Today, in many parts of the world, imagining an item you want and having it show up at your door an hour or a few days later is a convenience that’s a click away. Cheeseburgers, cough medicine, batteries — with help from tech, you might not think twice about your ability to conjure thoughts into things.
But that’s a kind of modern magic that doesn’t work for everyone. More than 2 billion people globally don’t have a precise physical address, making it hard to receive deliveries and access basic public services. This barrier to access affects people around the world, including parts of Africa and India, most emerging countries, various small villages in Europe, some Native American communities in the U.S., neighborhoods across Latin America and beyond.
Take Paraisópolis in Brazil, a favela where more than 100,000 people live in a dense area with unmarked streets, dead ends and unnumbered doors. “For years, most companies would not deliver goods in Paraisópolis because it’s like a maze and it’s very hard to find places,” says Wilson Rodrigues, a strategic partner manager for Google based in Brazil. “Any delivery would require walking the last mile through alleys with little sense of direction. As a result, the residents of Paraisópolis lacked access to services many of us take for granted.”
Paraisópolis residents had some creative workarounds for the issue, like having “street presidents” who would receive and distribute deliveries for nearby families, or getting goods delivered to stationary trucks with addresses that were easier to locate. But there were still major gaps in address access.
“I spoke to one resident who couldn’t enroll her son in school without an address. She told me ambulances couldn’t find homes and she couldn’t get medicine delivered from hospitals,” says Antonio Netto, who works on Google Cloud in Brazil.
Alexandra Pereira Silva, an administrative assistant and Paraisópolis resident, experienced this lack of access firsthand. “It was as if we didn’t exist because no one found us,” she says.
Antonio and Wilson couldn’t shake the idea that they needed to help and could put Google’s technical resources to work.

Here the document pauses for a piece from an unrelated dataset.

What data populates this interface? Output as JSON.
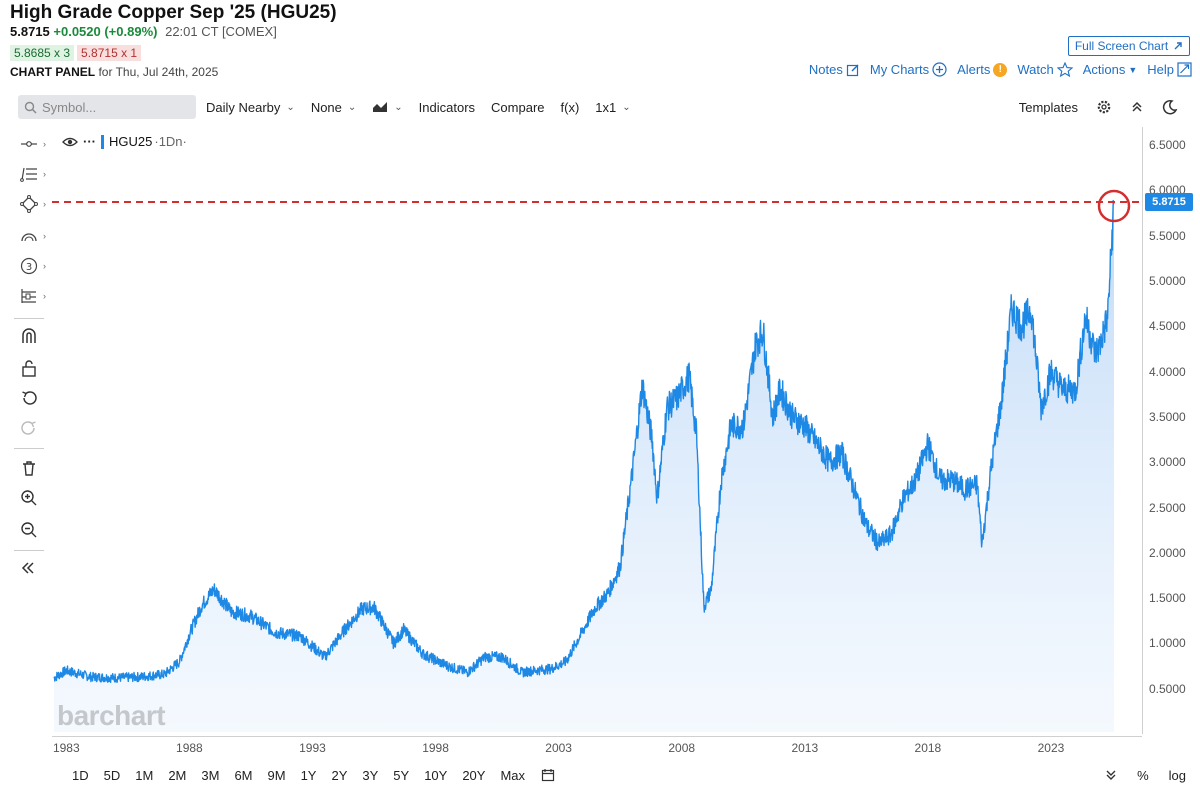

So, in October 2021, they banded together with other Googlers to piece together a plan to create thousands of digital addresses using Plus Codes, for the Paraisópolis neighborhood.

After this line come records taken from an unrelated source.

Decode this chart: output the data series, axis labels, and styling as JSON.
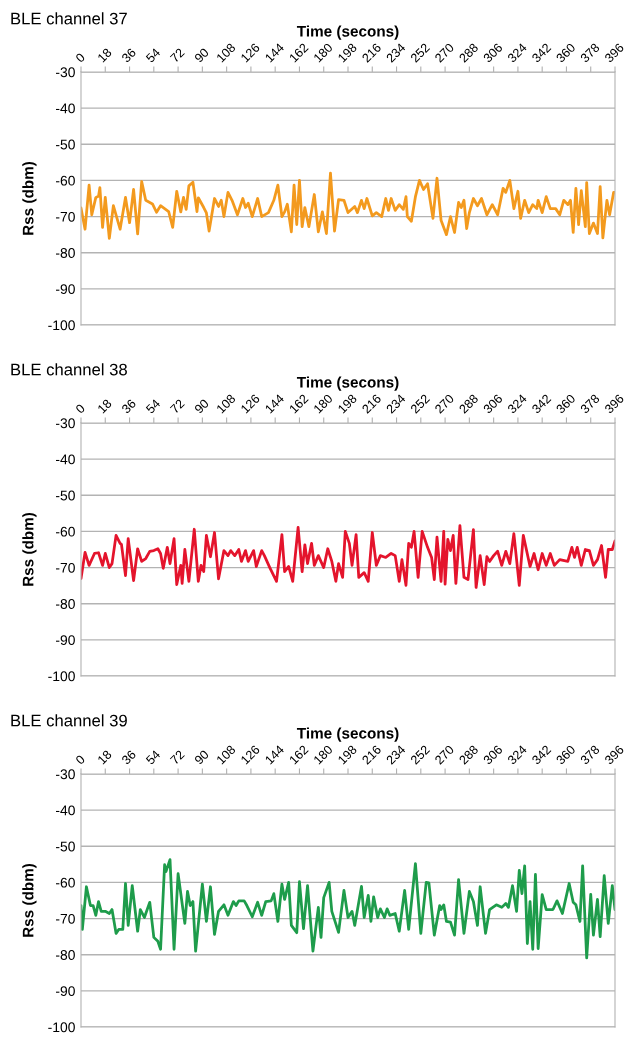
{
  "chart_data": [
    {
      "type": "line",
      "title": "BLE channel 37",
      "xlabel": "Time (secons)",
      "ylabel": "Rss (dbm)",
      "grid": "y",
      "marker": "none",
      "line_style": "solid",
      "xlim": [
        0,
        396
      ],
      "xticks": [
        0,
        18,
        36,
        54,
        72,
        90,
        108,
        126,
        144,
        162,
        180,
        198,
        216,
        234,
        252,
        270,
        288,
        306,
        324,
        342,
        360,
        378,
        396
      ],
      "ylim": [
        -100,
        -30
      ],
      "yticks": [
        -30,
        -40,
        -50,
        -60,
        -70,
        -80,
        -90,
        -100
      ],
      "series": [
        {
          "color": "#f39a1e",
          "x": [
            0,
            3,
            6,
            8,
            11,
            13,
            14,
            16,
            18,
            21,
            24,
            29,
            33,
            36,
            39,
            42,
            45,
            48,
            53,
            56,
            59,
            65,
            68,
            71,
            74,
            76,
            78,
            80,
            83,
            86,
            87,
            91,
            93,
            95,
            99,
            102,
            104,
            106,
            109,
            112,
            116,
            120,
            122,
            124,
            127,
            131,
            134,
            139,
            143,
            146,
            149,
            151,
            153,
            156,
            158,
            160,
            162,
            164,
            166,
            169,
            173,
            176,
            179,
            182,
            185,
            188,
            191,
            195,
            198,
            203,
            205,
            208,
            210,
            212,
            216,
            219,
            223,
            226,
            228,
            230,
            233,
            236,
            239,
            241,
            242,
            245,
            248,
            251,
            254,
            257,
            261,
            264,
            267,
            271,
            274,
            277,
            280,
            282,
            284,
            286,
            288,
            291,
            294,
            297,
            301,
            305,
            309,
            313,
            315,
            318,
            321,
            324,
            326,
            329,
            332,
            335,
            338,
            339,
            342,
            345,
            348,
            352,
            355,
            358,
            361,
            363,
            365,
            367,
            369,
            371,
            374,
            375,
            377,
            380,
            383,
            385,
            387,
            390,
            392,
            395,
            396
          ],
          "values": [
            -67.6,
            -73.5,
            -61.3,
            -69.5,
            -64.7,
            -64.4,
            -62,
            -73,
            -64.7,
            -76,
            -67,
            -73.5,
            -64.7,
            -71.7,
            -62.5,
            -74.8,
            -60.3,
            -65.5,
            -66.5,
            -68.8,
            -67,
            -68.6,
            -73,
            -63,
            -68.7,
            -64.7,
            -68,
            -61.5,
            -60.5,
            -68.6,
            -64.8,
            -67.5,
            -69,
            -74,
            -65,
            -67.2,
            -65.5,
            -70,
            -63.3,
            -65.5,
            -69.5,
            -65,
            -67.5,
            -66.3,
            -70,
            -65,
            -70,
            -68.9,
            -65.5,
            -61.3,
            -70,
            -68.7,
            -66.6,
            -74.2,
            -61.3,
            -72.2,
            -60,
            -72.8,
            -67.5,
            -72.8,
            -63.9,
            -74.2,
            -68.7,
            -74.7,
            -58,
            -74,
            -65.3,
            -65.5,
            -68.9,
            -67.2,
            -68.9,
            -65.5,
            -67.8,
            -65,
            -69.8,
            -68.9,
            -70,
            -65,
            -68.3,
            -65,
            -68.3,
            -66.7,
            -68,
            -64.5,
            -70,
            -71.3,
            -64.5,
            -60,
            -62.5,
            -60.9,
            -70.5,
            -59.4,
            -71,
            -75,
            -70,
            -74.4,
            -66.1,
            -67.5,
            -65.5,
            -73.3,
            -68.9,
            -65,
            -67,
            -65,
            -69.5,
            -66.7,
            -69.5,
            -62.2,
            -63.3,
            -60,
            -67.8,
            -63,
            -70.5,
            -65.5,
            -68.9,
            -66.7,
            -67.8,
            -65.5,
            -68.9,
            -64.5,
            -67.8,
            -67.8,
            -69.5,
            -65.5,
            -66.7,
            -65.5,
            -74.4,
            -62.2,
            -72.2,
            -62.8,
            -72.8,
            -60.6,
            -74.7,
            -71.8,
            -74.7,
            -61.7,
            -75.9,
            -65.5,
            -69.5,
            -63.3,
            -63.3
          ]
        }
      ]
    },
    {
      "type": "line",
      "title": "BLE channel 38",
      "xlabel": "Time (secons)",
      "ylabel": "Rss (dbm)",
      "grid": "y",
      "marker": "none",
      "line_style": "solid",
      "xlim": [
        0,
        396
      ],
      "xticks": [
        0,
        18,
        36,
        54,
        72,
        90,
        108,
        126,
        144,
        162,
        180,
        198,
        216,
        234,
        252,
        270,
        288,
        306,
        324,
        342,
        360,
        378,
        396
      ],
      "ylim": [
        -100,
        -30
      ],
      "yticks": [
        -30,
        -40,
        -50,
        -60,
        -70,
        -80,
        -90,
        -100
      ],
      "series": [
        {
          "color": "#e4142c",
          "x": [
            0,
            3,
            6,
            10,
            13,
            16,
            18,
            21,
            23,
            26,
            29,
            30,
            33,
            35,
            39,
            42,
            45,
            48,
            51,
            54,
            57,
            59,
            61,
            64,
            66,
            69,
            71,
            74,
            75,
            77,
            80,
            84,
            87,
            89,
            91,
            93,
            96,
            99,
            102,
            106,
            109,
            111,
            114,
            117,
            119,
            122,
            124,
            128,
            130,
            134,
            136,
            140,
            145,
            149,
            151,
            154,
            157,
            161,
            164,
            166,
            168,
            171,
            173,
            176,
            180,
            183,
            186,
            189,
            191,
            194,
            196,
            199,
            201,
            204,
            206,
            210,
            213,
            216,
            219,
            222,
            226,
            230,
            233,
            236,
            238,
            241,
            243,
            245,
            247,
            250,
            253,
            257,
            260,
            262,
            264,
            267,
            269,
            270,
            272,
            274,
            276,
            278,
            281,
            284,
            287,
            291,
            293,
            296,
            299,
            301,
            303,
            306,
            309,
            312,
            315,
            318,
            321,
            325,
            328,
            333,
            336,
            339,
            342,
            345,
            348,
            351,
            355,
            361,
            364,
            366,
            368,
            371,
            374,
            377,
            380,
            383,
            386,
            389,
            391,
            394,
            396
          ],
          "values": [
            -73,
            -65.8,
            -69.4,
            -66.1,
            -65.9,
            -69.4,
            -66.1,
            -70,
            -68.9,
            -61.1,
            -63.3,
            -63.6,
            -72.2,
            -62,
            -73.6,
            -64.8,
            -68.3,
            -67.5,
            -65.5,
            -65.3,
            -64.8,
            -66.1,
            -70.2,
            -64.4,
            -68.9,
            -62,
            -74.7,
            -69.4,
            -74.4,
            -65,
            -73.8,
            -59.4,
            -73.8,
            -69.4,
            -71.1,
            -61.1,
            -67,
            -60.3,
            -73.1,
            -65.3,
            -66.7,
            -65.3,
            -66.7,
            -65,
            -68.3,
            -65.3,
            -68.3,
            -65.3,
            -69.7,
            -65.3,
            -66.7,
            -70,
            -73.8,
            -60.9,
            -71.1,
            -69.7,
            -73.8,
            -58.9,
            -71.1,
            -63.7,
            -68.9,
            -63.3,
            -69.4,
            -66.7,
            -70,
            -64.8,
            -68.3,
            -73.8,
            -68.9,
            -72.7,
            -60,
            -63.3,
            -69.4,
            -60.9,
            -72.7,
            -71.4,
            -73.8,
            -60.3,
            -69.4,
            -66.7,
            -67.2,
            -66.1,
            -66.7,
            -73.8,
            -67.8,
            -74.9,
            -63.3,
            -64.4,
            -60,
            -72.7,
            -60,
            -64.4,
            -67.2,
            -73.3,
            -61.6,
            -73.8,
            -60,
            -74.6,
            -62.2,
            -65.3,
            -61.1,
            -74.4,
            -58.4,
            -72.7,
            -73.3,
            -59.5,
            -75.5,
            -66.7,
            -74.7,
            -67,
            -68.3,
            -66.7,
            -65.5,
            -69.4,
            -65.5,
            -68.9,
            -60.6,
            -74.9,
            -61.1,
            -69.7,
            -66.1,
            -70.6,
            -66.1,
            -69.4,
            -66.1,
            -69.4,
            -67.8,
            -68.3,
            -64.4,
            -67.2,
            -64.4,
            -69.4,
            -65,
            -65.3,
            -69.4,
            -67.8,
            -63.9,
            -72.7,
            -65,
            -65,
            -62.6
          ]
        }
      ]
    },
    {
      "type": "line",
      "title": "BLE channel 39",
      "xlabel": "Time (secons)",
      "ylabel": "Rss (dbm)",
      "grid": "y",
      "marker": "none",
      "line_style": "solid",
      "xlim": [
        0,
        396
      ],
      "xticks": [
        0,
        18,
        36,
        54,
        72,
        90,
        108,
        126,
        144,
        162,
        180,
        198,
        216,
        234,
        252,
        270,
        288,
        306,
        324,
        342,
        360,
        378,
        396
      ],
      "ylim": [
        -100,
        -30
      ],
      "yticks": [
        -30,
        -40,
        -50,
        -60,
        -70,
        -80,
        -90,
        -100
      ],
      "series": [
        {
          "color": "#1e9c4b",
          "x": [
            0,
            1,
            4,
            7,
            9,
            11,
            13,
            15,
            18,
            21,
            23,
            26,
            28,
            31,
            33,
            35,
            38,
            42,
            44,
            47,
            51,
            54,
            57,
            59,
            62,
            63,
            66,
            69,
            72,
            77,
            79,
            81,
            83,
            85,
            90,
            93,
            96,
            99,
            102,
            106,
            109,
            113,
            115,
            117,
            121,
            123,
            127,
            131,
            134,
            137,
            141,
            143,
            146,
            149,
            151,
            154,
            156,
            160,
            162,
            165,
            168,
            172,
            176,
            178,
            180,
            184,
            186,
            191,
            195,
            198,
            201,
            203,
            208,
            210,
            213,
            215,
            217,
            220,
            222,
            225,
            227,
            229,
            233,
            236,
            240,
            243,
            248,
            252,
            256,
            258,
            262,
            266,
            267,
            269,
            271,
            274,
            277,
            280,
            284,
            288,
            291,
            294,
            296,
            300,
            303,
            308,
            312,
            315,
            317,
            320,
            323,
            325,
            327,
            329,
            331,
            333,
            335,
            337,
            339,
            342,
            345,
            350,
            353,
            357,
            362,
            365,
            367,
            370,
            372,
            375,
            378,
            380,
            383,
            385,
            388,
            391,
            394,
            396
          ],
          "values": [
            -66.4,
            -73,
            -61.2,
            -66.4,
            -66.4,
            -69.1,
            -65.3,
            -68,
            -68,
            -68.6,
            -67.5,
            -74.1,
            -73,
            -73,
            -60.3,
            -71.9,
            -60.9,
            -73.5,
            -67.5,
            -69.7,
            -65.5,
            -75.2,
            -76.3,
            -78.5,
            -55.1,
            -57,
            -53.7,
            -78.5,
            -57.6,
            -71.3,
            -62.5,
            -66.4,
            -65.3,
            -79,
            -60.5,
            -70.8,
            -61.2,
            -74.4,
            -68,
            -66.2,
            -69.1,
            -65.3,
            -66.4,
            -65.1,
            -65.1,
            -66.4,
            -69.5,
            -65.5,
            -69.1,
            -65.3,
            -65.1,
            -63.1,
            -70.8,
            -60.5,
            -64.7,
            -60,
            -71.9,
            -73.9,
            -59.8,
            -72.8,
            -60.9,
            -79,
            -66.9,
            -75.2,
            -64.2,
            -60,
            -68,
            -73.8,
            -62.2,
            -69.7,
            -68,
            -71.9,
            -61.1,
            -69.7,
            -63.6,
            -70.8,
            -64,
            -69.7,
            -67.3,
            -69.7,
            -67.3,
            -69.1,
            -68.6,
            -73.5,
            -62.2,
            -73,
            -54.8,
            -74.1,
            -60,
            -60.1,
            -74.6,
            -66.4,
            -67.5,
            -66.2,
            -70.8,
            -71,
            -74.6,
            -59.2,
            -74.1,
            -62.5,
            -65.3,
            -71.9,
            -61.2,
            -74.1,
            -67.5,
            -66.2,
            -66.9,
            -65.8,
            -66.9,
            -60.9,
            -68,
            -56.7,
            -63.1,
            -55.4,
            -76.9,
            -65.3,
            -78.5,
            -57.8,
            -78.3,
            -63.4,
            -67.5,
            -67.5,
            -65.1,
            -68.6,
            -60.3,
            -65.5,
            -66.2,
            -70.8,
            -55.4,
            -80.9,
            -63.3,
            -74.6,
            -64.7,
            -75,
            -58.1,
            -71.3,
            -60.9,
            -67.5
          ]
        }
      ]
    }
  ]
}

Plus Codes is an open-source technology that divides the entire world into grids based on latitude and longitude. Each grid box is then divided again and again, so you can eventually locate any spot on the planet with just a few numbers and letters. Plus Codes can then work like any other address to help people receive deliveries, get access to emergency services and find each other in apps like Google Maps.
Plus Codes uses latitude and longitude to produce a short, easy-to-share digital address.
To create those Paraisópolis Plus Codes, Antonio and Wilson turned to the Android app Address Maker, which lets approved groups generate accurate Plus Codes and assign them to residences. In May 2022, they shared the Address Maker tool with Paraisópolis residents who volunteered to help and were onboarded and trained, along with the NGO G10 Favelas, which focuses on fostering economic development in Brazil, and delivery startup Favelas Brazil Xpress (FBX), which continually faced the challenge of finding people in Paraisópolis. FBX also agreed to print address boards with different Plus Codes and attach them to physical locations. Large Brazilian retailer Americanas, which had been working to improve services in the favela, became a major partner for sourcing goods.
Alexandra Pereira Silva, Paraisópolis resident. Credits: Cria Brasil
So began the largest partnership of its kind in Latin America, one focused on promoting social inclusion and facilitating access to basic services — and to date over 14,000 Plus Codes have been created in Paraisópolis. “People are no longer so afraid of getting here,” says Paraisópolis shopkeeper Claudia Silvério.
The hope is that this work could bring access to services to millions of people across Brazil — and possibly, one day, to many more people globally.
For now, Antonio and Wilson are working to expand the program in Brazil. “Our plan is to use this as a model in other favelas,” Wilson says. “We’re already underway in a new favela in the São Paulo metro area, Favela dos Sonhos.”
To kick off the Favela dos Sonhos Plus Codes project, Wilson worked with Sanderson Pajeú, founder and CEO of delivery logistical startup naPorta, which had participated in the Google for Startups Accelerator program in Brazil in 2022. In November of the same year, naPorta was selected for Google’s Black Founders Fund.
In December 2022, naPorta got to work in Favela dos Sonhos by printing address cards, labeling buildings with the Codes and delivering goods. The results are promising. One company in the region that distributes gas canisters — an important source of energy in the favelas — historically had a challenging time finding locations and getting deliveries to people. Then the company started using Plus Codes.
"I ordered the gas cylinder, entered the digital address and the delivery guy had no trouble finding my house — it was super fast," says Marcia Ferreira, a stay-at-home mother with three children and a husband. "It's a feeling of joy for us to have our address, ask for our things and have them arrive at our house."